Case Name: In the Matter of Anonymous, Respondent, v. Raymond Kelly et al., Appellants
Court: New York Supreme Court, Appellate Division
Jurisdiction: New York
Decision Date: 2014-03-27
Citations: 115 A.D.3d 619
Docket Number: 
Parties: In the Matter of Anonymous, Respondent, v Raymond Kelly et al., Appellants.
Judges: Concur — Moskowitz, J.B, Richter, Manzanet-Daniels, Clark and Kapnick, JJ.
Reporter: Appellate Division Reports
Volume: 115
Pages: 619–620

Head Matter:
In the Matter of Anonymous, Respondent, v Raymond Kelly et al., Appellants.
[982 NYS2d 750]

Opinion:
Order and judgment (one paper), Supreme Court, New York County (Alice Schlesinger, J.), entered November 26, 2012, to the extent appealed from as limited by the briefs, annulling the determination of respondent Board of Trustees, dated November 9, 2011, which denied petitioner's application for accidental disability retirement benefits, and remanding the matter for a determination awarding petitioner accidental disability retirement benefits, unanimously reversed, on the law, without costs, the petition denied, and the proceeding brought pursuant to CFLR article 78 dismissed.
The article 78 court incorrectly found that petitioner was entitled to the presumption of General Municipal Law § 207-p, thereby improperly shifting the burden of proof as to causation to respondents. General Municipal Law § 207-p provides, in pertinent part, that "any paid member of a . . . police department . . . who successfully passed a physical examination upon entry into the service of such department who contracts HI\( tuberculosis or hepatitis, will be presumed to have contracted such disease as a natural or proximate result of an accidental injury received in the performance and discharge of his or her duties . . . , unless the contrary be provided by competent evidence" (parenthetical omitted). Fetitioner does not suffer from any of the three diseases named in the statute; yet, the court found that his "illness was the type that the 207-p presumption was intended to cover." However, the plain language of the statute makes it clear that the presumption is only applicable to the three named diseases. Thus, it was petitioner's burden to prove that his condition was caused by an accidental line-of-duty injury, not respondents' burden to demonstrate that petitioner's condition was not caused by an accidental line-of-duty injury (see Matter of Evans v City of New York, 145 AD2d 361 [1st Dept 1988]).

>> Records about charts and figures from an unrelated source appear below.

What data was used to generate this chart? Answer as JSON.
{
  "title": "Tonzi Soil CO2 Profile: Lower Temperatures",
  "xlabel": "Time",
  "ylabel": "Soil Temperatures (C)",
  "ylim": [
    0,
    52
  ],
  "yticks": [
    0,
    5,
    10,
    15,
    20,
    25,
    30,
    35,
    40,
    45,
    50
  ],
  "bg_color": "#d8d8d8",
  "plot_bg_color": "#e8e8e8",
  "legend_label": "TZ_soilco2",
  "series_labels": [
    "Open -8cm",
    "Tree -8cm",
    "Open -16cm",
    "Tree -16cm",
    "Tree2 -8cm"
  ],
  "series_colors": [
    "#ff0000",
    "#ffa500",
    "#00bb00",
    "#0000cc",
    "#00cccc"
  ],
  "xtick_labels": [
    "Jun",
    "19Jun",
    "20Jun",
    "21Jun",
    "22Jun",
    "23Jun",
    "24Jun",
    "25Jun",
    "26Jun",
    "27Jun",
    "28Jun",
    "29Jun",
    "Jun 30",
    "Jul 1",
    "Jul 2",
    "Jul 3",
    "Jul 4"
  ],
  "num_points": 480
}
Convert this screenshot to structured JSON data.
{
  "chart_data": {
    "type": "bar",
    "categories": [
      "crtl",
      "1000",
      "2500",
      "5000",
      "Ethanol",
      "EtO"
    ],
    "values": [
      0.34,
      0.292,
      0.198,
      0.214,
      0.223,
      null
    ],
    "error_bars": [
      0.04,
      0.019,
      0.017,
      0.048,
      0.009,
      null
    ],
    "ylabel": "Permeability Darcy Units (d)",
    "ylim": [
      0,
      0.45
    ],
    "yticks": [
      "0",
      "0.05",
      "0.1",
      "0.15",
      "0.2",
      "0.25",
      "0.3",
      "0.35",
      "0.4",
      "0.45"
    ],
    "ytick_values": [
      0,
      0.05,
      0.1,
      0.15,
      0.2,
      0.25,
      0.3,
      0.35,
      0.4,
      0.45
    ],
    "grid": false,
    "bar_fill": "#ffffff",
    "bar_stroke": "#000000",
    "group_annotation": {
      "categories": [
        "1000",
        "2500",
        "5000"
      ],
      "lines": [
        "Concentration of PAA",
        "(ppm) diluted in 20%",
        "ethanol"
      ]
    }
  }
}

The Medical Board found that the cause of petitioner's nystagmus could not be determined and that the opinion of some of petitioner's doctors that the cause was a virus that petitioner contracted during undercover work was speculative. As a result of a tie vote, the Board of Trustees determined that petitioner was not entitled to accidental disability retirement benefits. The determinations of both boards are supported by the requisite credible evidence of lack of causation (see Matter of Borenstein v New York City Employees' Retirement Sys., 88 NY2d 756, 760-761 [1996]; Matter of Meyer v Board of Trustees of N.Y. City Fire Dept., Art. 1-B Pension Fund, 90 NY2d 139, 144-145, 148 [1997]). Neither board was required to identify the cause of petitioner's disability.
Although we are sympathetic to petitioner's plight, his remedy lies with the legislature.
Concur — Moskowitz, J.B, Richter, Manzanet-Daniels, Clark and Kapnick, JJ.